How does Dave measure and evaluate the economics of ExtraCash?
We believe the correct way to evaluate our economics is ExtraCash Net Monetization Rate — which is gross spread less 121-day losses — and net revenue per transaction. We are focused on these metrics to optimize our business, and we will continue to highlight these numbers in our earnings reports.
A good example of this is in early 2025, when we replaced our optional fee model with a simplified 5% fee structure, including a $5 minimum and $15 maximum. The result was greater credit revenue retention as customers retain on our platform, resulting in better portfolio spreads. The larger and more predictable monetization spreads also gave us an opportunity to increase approval limits for new and existing customers, which helps with both conversion and monetization. While these higher limits led to a one-time increase in loss rates, the impact was far outweighed by the gains we achieved in the incremental gross spread. The net result was better monetization per transaction, higher member lifetime value, and more competitive offers for members — a better outcome for both Dave and the consumers we serve.
1 ExtraCash Net Monetization Rate defined and calculated as ExtraCash revenue (i.e. processing and service fees, net) less 121 day losses divided by total ExtraCash originations over a given period.

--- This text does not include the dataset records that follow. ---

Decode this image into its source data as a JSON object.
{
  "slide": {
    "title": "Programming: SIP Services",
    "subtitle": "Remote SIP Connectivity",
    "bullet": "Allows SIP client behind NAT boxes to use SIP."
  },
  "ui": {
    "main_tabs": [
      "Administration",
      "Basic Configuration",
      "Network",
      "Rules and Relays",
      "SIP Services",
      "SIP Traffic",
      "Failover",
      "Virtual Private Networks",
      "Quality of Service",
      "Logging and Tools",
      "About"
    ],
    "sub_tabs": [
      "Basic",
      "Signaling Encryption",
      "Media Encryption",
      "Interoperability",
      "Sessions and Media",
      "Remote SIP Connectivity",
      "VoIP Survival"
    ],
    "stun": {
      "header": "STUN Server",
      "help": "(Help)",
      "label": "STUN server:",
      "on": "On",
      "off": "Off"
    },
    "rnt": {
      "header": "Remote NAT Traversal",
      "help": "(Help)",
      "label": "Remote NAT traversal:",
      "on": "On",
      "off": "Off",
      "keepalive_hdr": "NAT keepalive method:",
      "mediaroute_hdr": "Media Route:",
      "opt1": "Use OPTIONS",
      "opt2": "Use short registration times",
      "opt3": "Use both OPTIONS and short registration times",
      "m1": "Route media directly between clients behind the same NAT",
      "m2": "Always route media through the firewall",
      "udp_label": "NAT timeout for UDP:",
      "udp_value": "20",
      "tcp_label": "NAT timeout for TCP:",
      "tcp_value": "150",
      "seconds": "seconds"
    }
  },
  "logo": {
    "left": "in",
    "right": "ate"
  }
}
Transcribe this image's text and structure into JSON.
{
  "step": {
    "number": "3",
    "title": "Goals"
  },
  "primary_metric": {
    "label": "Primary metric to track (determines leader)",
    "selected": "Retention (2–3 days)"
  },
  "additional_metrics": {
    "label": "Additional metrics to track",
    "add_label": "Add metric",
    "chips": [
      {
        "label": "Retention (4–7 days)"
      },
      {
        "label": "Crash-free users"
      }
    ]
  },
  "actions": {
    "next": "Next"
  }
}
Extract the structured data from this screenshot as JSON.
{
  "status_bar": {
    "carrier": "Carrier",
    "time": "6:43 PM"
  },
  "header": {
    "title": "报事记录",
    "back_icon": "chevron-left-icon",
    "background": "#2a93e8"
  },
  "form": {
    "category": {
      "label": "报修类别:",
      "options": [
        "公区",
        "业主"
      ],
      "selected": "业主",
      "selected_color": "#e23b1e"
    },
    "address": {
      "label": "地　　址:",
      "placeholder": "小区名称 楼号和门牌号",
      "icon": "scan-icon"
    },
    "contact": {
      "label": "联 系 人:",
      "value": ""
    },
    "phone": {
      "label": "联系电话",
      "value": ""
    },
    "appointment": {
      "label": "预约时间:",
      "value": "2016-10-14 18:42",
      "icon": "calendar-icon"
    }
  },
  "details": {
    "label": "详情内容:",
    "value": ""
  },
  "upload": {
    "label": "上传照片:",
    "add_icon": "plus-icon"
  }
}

What is the provision for credit losses?
The provision for credit losses is a non-cash accounting estimate under U.S. GAAP that ensures our allowance for credit losses reflects expected losses on outstanding ExtraCash receivables at period-end. Given the short duration and unique characteristics of our product, we believe a more complete view of credit performance is provided through the static-pool metrics discussed below.
What are the primary drivers of changes in Dave’s provision for credit losses?
Changes in our provision for credit losses are driven primarily by portfolio growth, composition, timing, and underlying credit outcomes. For example, ExtraCash receivables typically peak intra-week on Tuesdays, resulting in a higher allowance, and therefore a higher provision, when a reporting period ends on that day, all else equal. These dynamics can create short-term variability in the provision that may not reflect changes in actual credit performance.
When are ExtraCash receivables written off?
ExtraCash receivables are written off after 120 days from bank origination, or sooner if determined to be uncollectible.
What loss metric should be assessed to evaluate Dave’s credit performance?
For a short-duration, single-repayment product like ExtraCash, we believe static-pool metrics—including the 28-Day past due and 121-Day charge-off rates—provide a more accurate and consistent view of credit health. The 28-Day past due rate is a leading indicator of credit performance while the 121-day charge-off rate is the realized outcome it is designed to predict. These measures eliminate distortions from growth and timing effects and offer a clearer assessment of portfolio quality and credit risk management effectiveness across customer cohorts over time.